Improv, in today’s world, is a tool used by directors in plays, a tool used by actors to improve (or save) scenes, and an art form all on its own.  Improv is usually experienced as comedy, but genres range across levels of seriousness as well as length and setting.

It is difficult to define improv as the Agents consider it.

Improvisational theater dates back to the Commedia del’Arte of sixteenth-century Italy, where companies of actors would use framework “scenarios” and stock characters to perform shows without benefit of a script, making up their own dialogue and stage business as they went along. As its own theatrical form, improvisation was developed and expanded upon greatly in both America and Europe by such theatrical directors and theorists as Viola Spolin, Keith Johnstone, and Del Close. Today, you might find improvisation used as entertainment on television shows such as Whose Line is it Anyways?, as an ice-breaker activity in student orientation groups, or as a way for a writer to “free up” his or her creative energies.

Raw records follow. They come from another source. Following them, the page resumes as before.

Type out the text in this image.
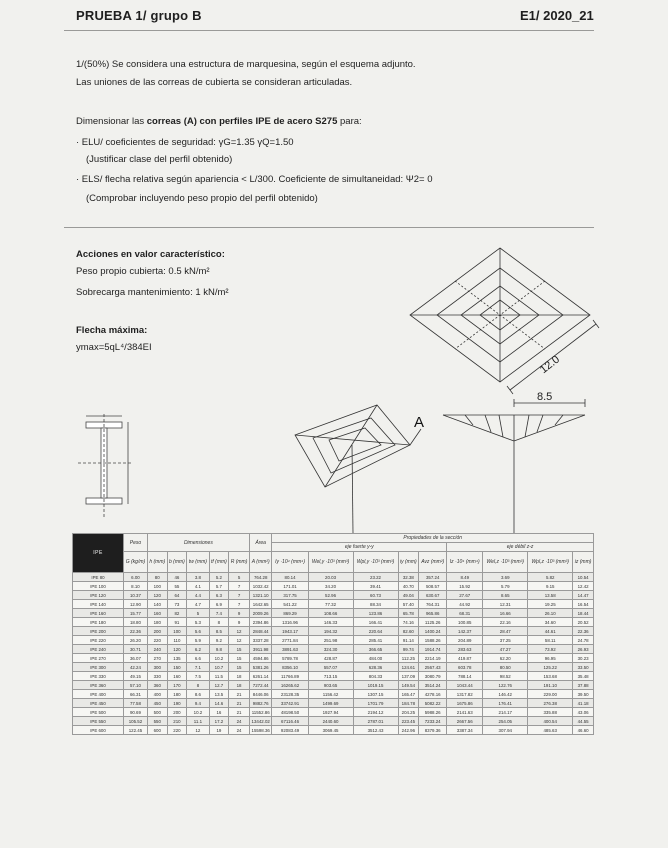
PRUEBA 1/ grupo B	E1/ 2020_21
1/(50%) Se considera una estructura de marquesina, según el esquema adjunto.
Las uniones de las correas de cubierta se consideran articuladas.
Dimensionar las correas (A) con perfiles IPE de acero S275 para:
· ELU/ coeficientes de seguridad: γG=1.35 γQ=1.50
(Justificar clase del perfil obtenido)
· ELS/ flecha relativa según apariencia < L/300. Coeficiente de simultaneidad: Ψ2= 0
(Comprobar incluyendo peso propio del perfil obtenido)
Acciones en valor característico:
Peso propio cubierta: 0.5 kN/m²
Sobrecarga mantenimiento: 1 kN/m²
Flecha máxima:
ymax=5qL⁴/384EI
12.0
A
8.5
IPE	Peso	Dimensiones					Área	Propiedades de la sección								
								eje fuerte y-y					eje débil z-z			
	G (kg/m)	h (mm)	b (mm)	tw (mm)	tf (mm)	R (mm)	A (mm²)	Iy ·10⁴ (mm⁴)	Wel,y ·10³ (mm³)	Wpl,y ·10³ (mm³)	iy (mm)	Avz (mm²)	Iz ·10⁴ (mm⁴)	Wel,z ·10³ (mm³)	Wpl,z ·10³ (mm³)	iz (mm)
IPE 80	6.00	80	46	3.8	5.2	5	764.28	80.14	20.03	23.22	32.38	357.24	8.49	3.69	5.82	10.54
IPE 100	8.10	100	55	4.1	5.7	7	1032.42	171.01	34.20	39.41	40.70	508.57	15.92	5.79	9.15	12.42
IPE 120	10.37	120	64	4.4	6.3	7	1321.10	317.75	52.96	60.73	49.04	630.67	27.67	8.65	13.58	14.47
IPE 140	12.90	140	73	4.7	6.9	7	1642.65	541.22	77.32	88.34	57.40	764.31	44.92	12.31	19.25	16.54
IPE 160	15.77	160	82	5	7.4	9	2009.26	869.29	108.66	123.86	65.78	965.86	68.31	16.66	26.10	18.44
IPE 180	18.80	180	91	5.3	8	9	2394.86	1316.96	146.33	166.41	74.16	1125.26	100.85	22.16	34.60	20.52
IPE 200	22.36	200	100	5.6	8.5	12	2848.44	1943.17	194.32	220.64	82.60	1400.24	142.37	28.47	44.61	22.36
IPE 220	26.20	220	110	5.9	9.2	12	3337.28	2771.84	251.98	285.41	91.14	1588.26	204.89	37.25	58.11	24.78
IPE 240	30.71	240	120	6.2	9.8	15	3911.98	3891.63	324.30	366.65	99.74	1914.74	283.63	47.27	73.92	26.93
IPE 270	36.07	270	135	6.6	10.2	15	4594.86	5789.78	428.87	484.00	112.25	2214.19	419.87	62.20	96.95	30.23
IPE 300	42.24	300	150	7.1	10.7	15	5381.26	8356.10	557.07	628.36	124.61	2567.43	603.78	80.50	125.22	33.50
IPE 330	49.15	330	160	7.5	11.5	18	6261.14	11766.89	713.15	804.33	137.09	3080.79	788.14	98.52	153.68	35.48
IPE 360	57.10	360	170	8	12.7	18	7272.44	16265.62	903.65	1019.15	149.54	3514.24	1043.44	122.76	191.10	37.88
IPE 400	66.31	400	180	8.6	13.5	21	8446.06	23128.35	1156.42	1307.15	165.47	4278.16	1317.82	146.42	229.00	39.50
IPE 450	77.58	450	190	9.4	14.6	21	9882.76	33742.91	1499.69	1701.79	184.78	5082.22	1675.86	176.41	276.38	41.18
IPE 500	90.69	500	200	10.2	16	21	11552.86	48198.50	1927.94	2194.12	204.25	5988.26	2141.63	214.17	335.88	43.06
IPE 550	105.52	550	210	11.1	17.2	24	13442.02	67116.46	2440.60	2787.01	223.45	7233.24	2667.56	254.05	400.54	44.55
IPE 600	122.45	600	220	12	19	24	15598.36	92083.49	3069.45	3512.43	242.96	8379.36	3387.34	307.94	485.63	46.60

By the simplest definition, improv is simply “doing things without planning them beforehand.” According to this definition, everyone is an improviser (for example, almost every conversation you have ever had was improvised). Basically, learning to improvise is really just learning to recognize and apply skills you already have—you just might not know it yet.

The Agents of Improv strive to tackle improvisation in any and all levels and forms that we can discover, on and off stage. By exploring this website, you will see some of the different ways we’ve applied ourselves to the idea of “making stuff up as we go along.”